As I sweltered in what has turned out to be the entire British summer of 2012, I was – being a petrolhead sad-case – feeling sympathetic for the engineering idling nearby; the tolerances having to be considered, the sheer heat having to be managed as it billowed from eight, ten, twelve cylinder engines and exhausts, and the prestigious power that hundreds of thousands of pounds-worth of gearboxes – set up to shift cogs in instances imperceptible to a human – were having to eeeek out onto the road as their lazy drivers lurched forward impatiently.

Makes you think, doesn’t it? Ferrari has completely torn up the rulebook on front-engined GT cars with the new F12. It’s frankly made Aston Martin look completely ridiculous. With 730bhp, the F12 bests Enzo, Carrera GT, Aventador – even McLaren F1 and Koenigsegg CC. Its weight distribution is comparable to that of a mid-engined, no-compromise supercar. And it’ll lap Fiorano faster than any Ferrari road car before it. 10 years ago it would have set competitive GT-class qualifying times at Le Mans. But how much have Ferrari spent achieving such insane performance, versus the consideration it can’t be allowed to overheat, grumble, or stall as it chunters along in Abu Dhabi, London or Monaco for hour after hour, in soggy smog or searing desert sun?

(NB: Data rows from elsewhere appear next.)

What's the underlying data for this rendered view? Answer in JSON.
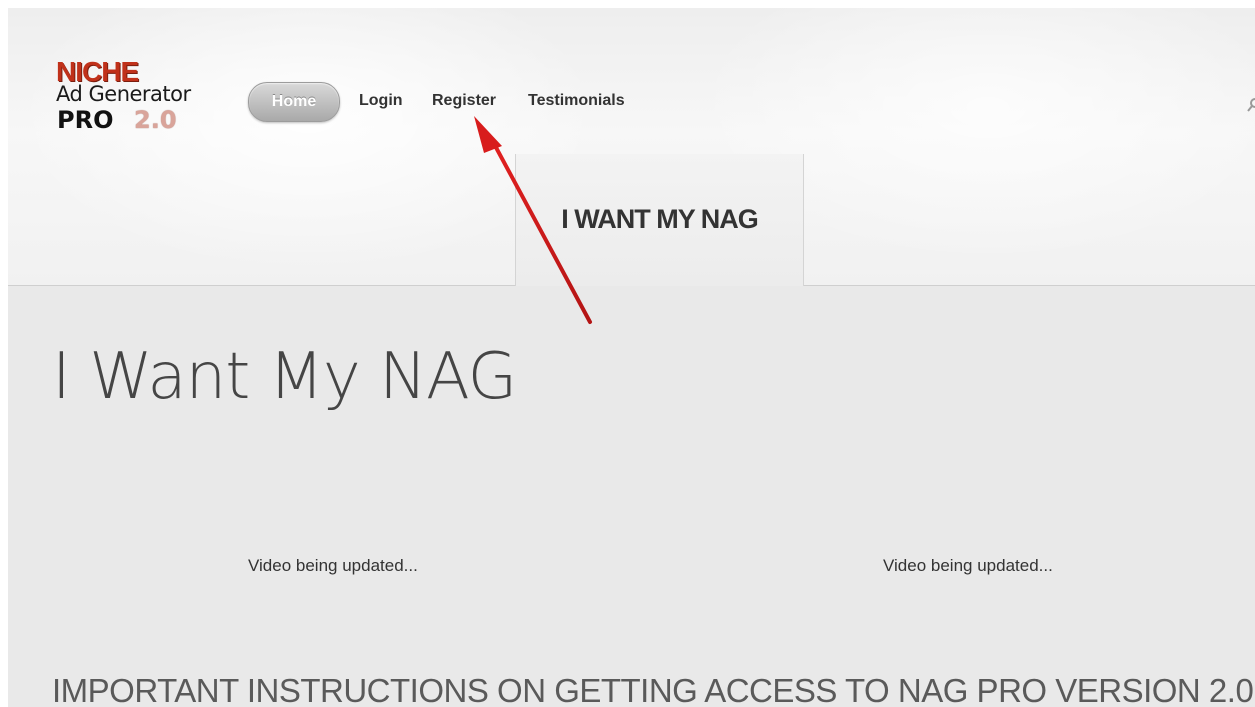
{
  "logo": {
    "line1": "NICHE",
    "line2": "Ad Generator",
    "line3a": "PRO",
    "line3b": "2.0"
  },
  "nav": {
    "items": [
      {
        "label": "Home",
        "active": true
      },
      {
        "label": "Login",
        "active": false
      },
      {
        "label": "Register",
        "active": false
      },
      {
        "label": "Testimonials",
        "active": false
      }
    ]
  },
  "tab_panel": {
    "title": "I WANT MY NAG"
  },
  "main": {
    "page_title": "I Want My NAG",
    "video_left": "Video being updated...",
    "video_right": "Video being updated...",
    "instructions_heading": "IMPORTANT INSTRUCTIONS ON GETTING ACCESS TO NAG PRO VERSION 2.0:"
  },
  "annotation": {
    "arrow_color": "#d81c1c",
    "points_to": "Register"
  },
  "colors": {
    "logo_red": "#c0311a",
    "home_button": "#a9a9a9"
  }
}
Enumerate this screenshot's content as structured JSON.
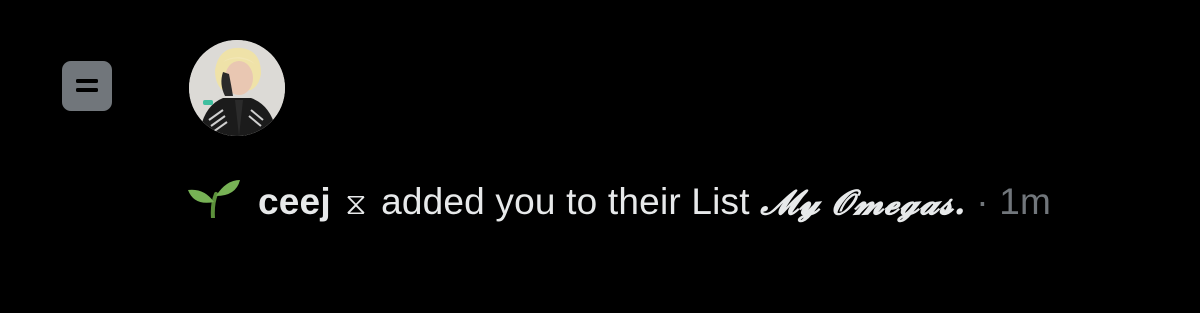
{
  "notification": {
    "type_icon": "list-icon",
    "avatar_alt": "ceej profile photo",
    "leading_emoji": "sprout-icon",
    "username": "ceej",
    "username_suffix": "⧖",
    "action_text": "added you to their List",
    "list_name": "𝓜𝔂 𝓞𝓶𝓮𝓰𝓪𝓼.",
    "separator": "·",
    "timestamp": "1m"
  },
  "colors": {
    "background": "#000000",
    "primary_text": "#e7e9ea",
    "secondary_text": "#71767b",
    "badge": "#71767b",
    "sprout_leaf": "#77b255"
  }
}
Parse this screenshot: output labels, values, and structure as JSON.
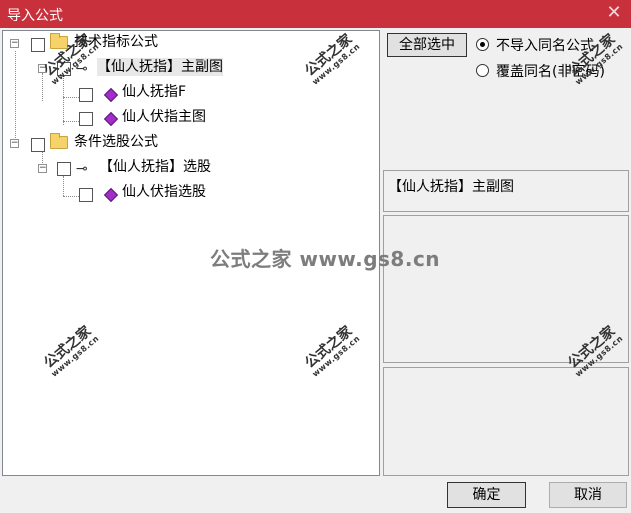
{
  "window": {
    "title": "导入公式",
    "close_glyph": "✕"
  },
  "tree": {
    "group1": {
      "label": "技术指标公式",
      "child": {
        "label": "【仙人抚指】主副图",
        "items": [
          "仙人抚指F",
          "仙人伏指主图"
        ]
      }
    },
    "group2": {
      "label": "条件选股公式",
      "child": {
        "label": "【仙人抚指】选股",
        "items": [
          "仙人伏指选股"
        ]
      }
    },
    "expander_glyph": "−"
  },
  "options": {
    "select_all_label": "全部选中",
    "radio_skip_label": "不导入同名公式",
    "radio_overwrite_label": "覆盖同名(非密码)",
    "selected_radio": "不导入同名公式"
  },
  "selected_formula_name": "【仙人抚指】主副图",
  "buttons": {
    "ok": "确定",
    "cancel": "取消"
  },
  "watermark": {
    "logo": "公式之家",
    "url": "www.gs8.cn",
    "center": "公式之家 www.gs8.cn"
  },
  "icons": [
    "close-icon",
    "folder-icon",
    "key-icon",
    "formula-icon",
    "expander-icon"
  ],
  "colors": {
    "titlebar": "#c8313c",
    "window_bg": "#f0f0f0",
    "formula_gem": "#a12ec8",
    "folder": "#f6d36a"
  }
}
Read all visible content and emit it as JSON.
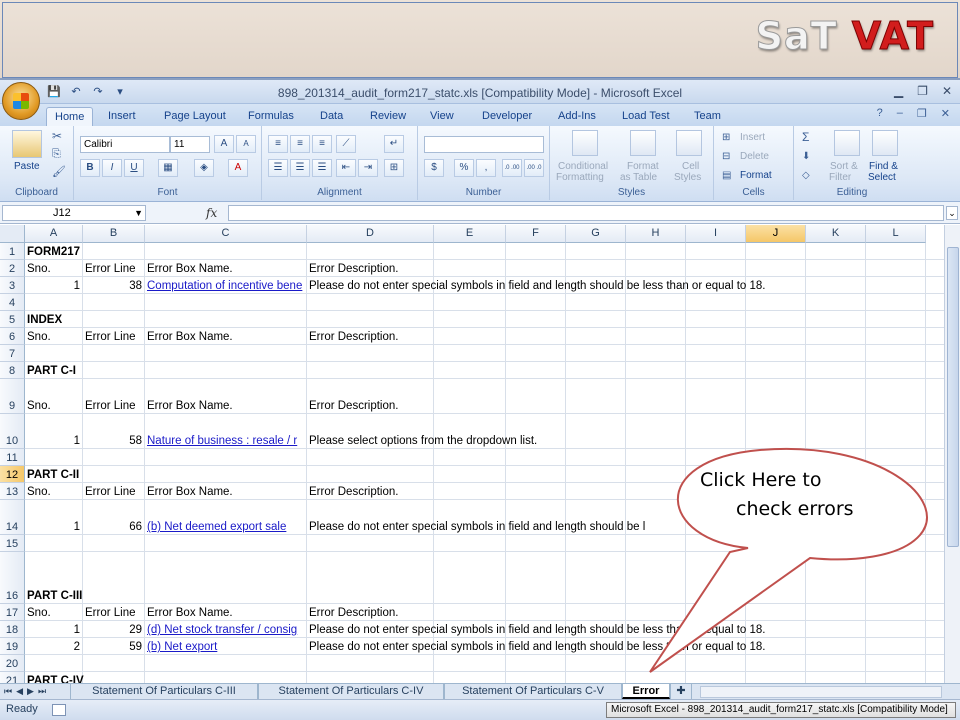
{
  "branding": {
    "logo_part1": "SaT",
    "logo_part2": "VAT"
  },
  "window": {
    "title": "898_201314_audit_form217_statc.xls  [Compatibility Mode] - Microsoft Excel",
    "minimize": "▁",
    "restore": "❐",
    "close": "✕"
  },
  "ribbon_tabs": [
    "Home",
    "Insert",
    "Page Layout",
    "Formulas",
    "Data",
    "Review",
    "View",
    "Developer",
    "Add-Ins",
    "Load Test",
    "Team"
  ],
  "ribbon": {
    "clipboard": {
      "label": "Clipboard",
      "paste": "Paste"
    },
    "font": {
      "label": "Font",
      "name": "Calibri",
      "size": "11",
      "bold": "B",
      "italic": "I",
      "underline": "U",
      "grow": "A",
      "shrink": "A"
    },
    "alignment": {
      "label": "Alignment"
    },
    "number": {
      "label": "Number",
      "currency": "$",
      "percent": "%",
      "comma": ",",
      "inc": ".0 .00",
      "dec": ".00 .0"
    },
    "styles": {
      "label": "Styles",
      "conditional1": "Conditional",
      "conditional2": "Formatting",
      "format_table1": "Format",
      "format_table2": "as Table",
      "cell_styles1": "Cell",
      "cell_styles2": "Styles"
    },
    "cells": {
      "label": "Cells",
      "insert": "Insert",
      "delete": "Delete",
      "format": "Format"
    },
    "editing": {
      "label": "Editing",
      "sort1": "Sort &",
      "sort2": "Filter",
      "find1": "Find &",
      "find2": "Select"
    }
  },
  "formula_bar": {
    "name_box": "J12",
    "fx": "fx",
    "formula": ""
  },
  "columns": [
    "A",
    "B",
    "C",
    "D",
    "E",
    "F",
    "G",
    "H",
    "I",
    "J",
    "K",
    "L"
  ],
  "selected_column": "J",
  "rows": [
    "1",
    "2",
    "3",
    "4",
    "5",
    "6",
    "7",
    "8",
    "9",
    "10",
    "11",
    "12",
    "13",
    "14",
    "15",
    "16",
    "17",
    "18",
    "19",
    "20",
    "21"
  ],
  "selected_row": "12",
  "cells": {
    "r1_a": "FORM217",
    "r2_a": "Sno.",
    "r2_b": "Error Line",
    "r2_c": "Error Box Name.",
    "r2_d": "Error Description.",
    "r3_a": "1",
    "r3_b": "38",
    "r3_c": "Computation of incentive bene",
    "r3_d": "Please do not enter special symbols in field and length should be less than or equal to 18.",
    "r5_a": "INDEX",
    "r6_a": "Sno.",
    "r6_b": "Error Line",
    "r6_c": "Error Box Name.",
    "r6_d": "Error Description.",
    "r8_a": "PART C-I",
    "r9_a": "Sno.",
    "r9_b": "Error Line",
    "r9_c": "Error Box Name.",
    "r9_d": "Error Description.",
    "r10_a": "1",
    "r10_b": "58",
    "r10_c": "Nature of business : resale / r",
    "r10_d": "Please select options from the dropdown list.",
    "r12_a": "PART C-II",
    "r13_a": "Sno.",
    "r13_b": "Error Line",
    "r13_c": "Error Box Name.",
    "r13_d": "Error Description.",
    "r14_a": "1",
    "r14_b": "66",
    "r14_c": "(b) Net deemed export sale",
    "r14_d": "Please do not enter special symbols in field and length should be l",
    "r16_a": "PART C-III",
    "r17_a": "Sno.",
    "r17_b": "Error Line",
    "r17_c": "Error Box Name.",
    "r17_d": "Error Description.",
    "r18_a": "1",
    "r18_b": "29",
    "r18_c": "(d) Net stock transfer / consig",
    "r18_d": "Please do not enter special symbols in field and length should be less than or equal to 18.",
    "r19_a": "2",
    "r19_b": "59",
    "r19_c": "(b) Net export",
    "r19_d": "Please do not enter special symbols in field and length should be less than or equal to 18.",
    "r21_a": "PART C-IV"
  },
  "sheet_tabs": [
    "Statement Of Particulars C-III",
    "Statement Of Particulars C-IV",
    "Statement Of Particulars C-V",
    "Error"
  ],
  "active_sheet": "Error",
  "status": {
    "ready": "Ready",
    "taskbar": "Microsoft Excel - 898_201314_audit_form217_statc.xls  [Compatibility Mode]"
  },
  "callout": {
    "line1": "Click Here to",
    "line2": "check errors"
  },
  "colors": {
    "callout_stroke": "#c0504d",
    "link": "#1a1ac8",
    "selected_header": "#f5c768"
  }
}
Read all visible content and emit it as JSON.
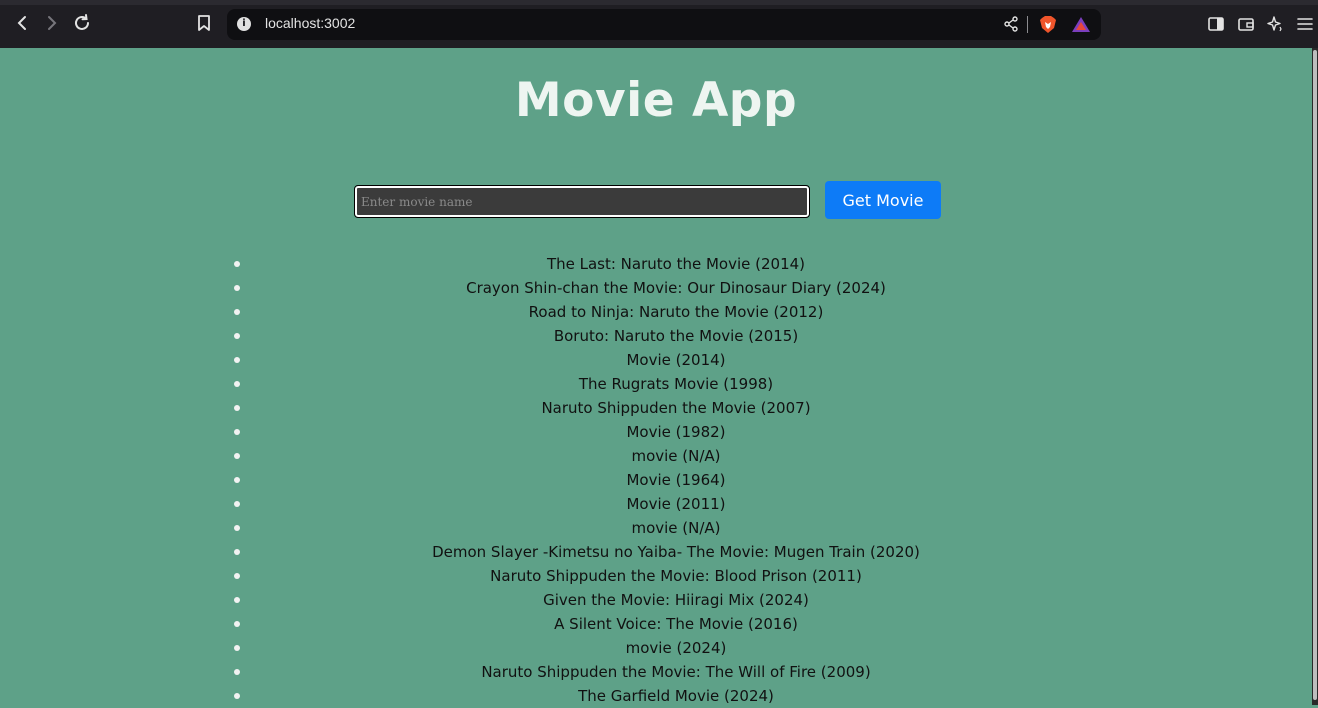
{
  "browser": {
    "url": "localhost:3002"
  },
  "app": {
    "title": "Movie App",
    "search": {
      "placeholder": "Enter movie name",
      "value": ""
    },
    "button_label": "Get Movie",
    "movies": [
      "The Last: Naruto the Movie (2014)",
      "Crayon Shin-chan the Movie: Our Dinosaur Diary (2024)",
      "Road to Ninja: Naruto the Movie (2012)",
      "Boruto: Naruto the Movie (2015)",
      "Movie (2014)",
      "The Rugrats Movie (1998)",
      "Naruto Shippuden the Movie (2007)",
      "Movie (1982)",
      "movie (N/A)",
      "Movie (1964)",
      "Movie (2011)",
      "movie (N/A)",
      "Demon Slayer -Kimetsu no Yaiba- The Movie: Mugen Train (2020)",
      "Naruto Shippuden the Movie: Blood Prison (2011)",
      "Given the Movie: Hiiragi Mix (2024)",
      "A Silent Voice: The Movie (2016)",
      "movie (2024)",
      "Naruto Shippuden the Movie: The Will of Fire (2009)",
      "The Garfield Movie (2024)"
    ]
  },
  "colors": {
    "page_background": "#5ea188",
    "button_background": "#0d7bf7",
    "title_color": "#eef5f1"
  }
}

It’s arguably more impressive that the F12, Veyron, MP4-12C and all their ilk can cope at all with urban environments, where their rarity and obvious expense is most effective, as a pouch for posing, not performing. Why else would McLaren make sure you can drop the 12C Spider’s top at up to 18mph, and design the rear deck around a glass porthole for engine peep-show porn?

If that’s the case – if the posh end of cities really is the yuppie home of the supercar, then low-speed manners really must be top of de Montezmelo and Ron Dennis’ list, and that’s an admirable engineering challenge to overcome of sorts.

Sod the active aero and the ceramic brakes, a carbon fibre parking permit holder is the next real must-have.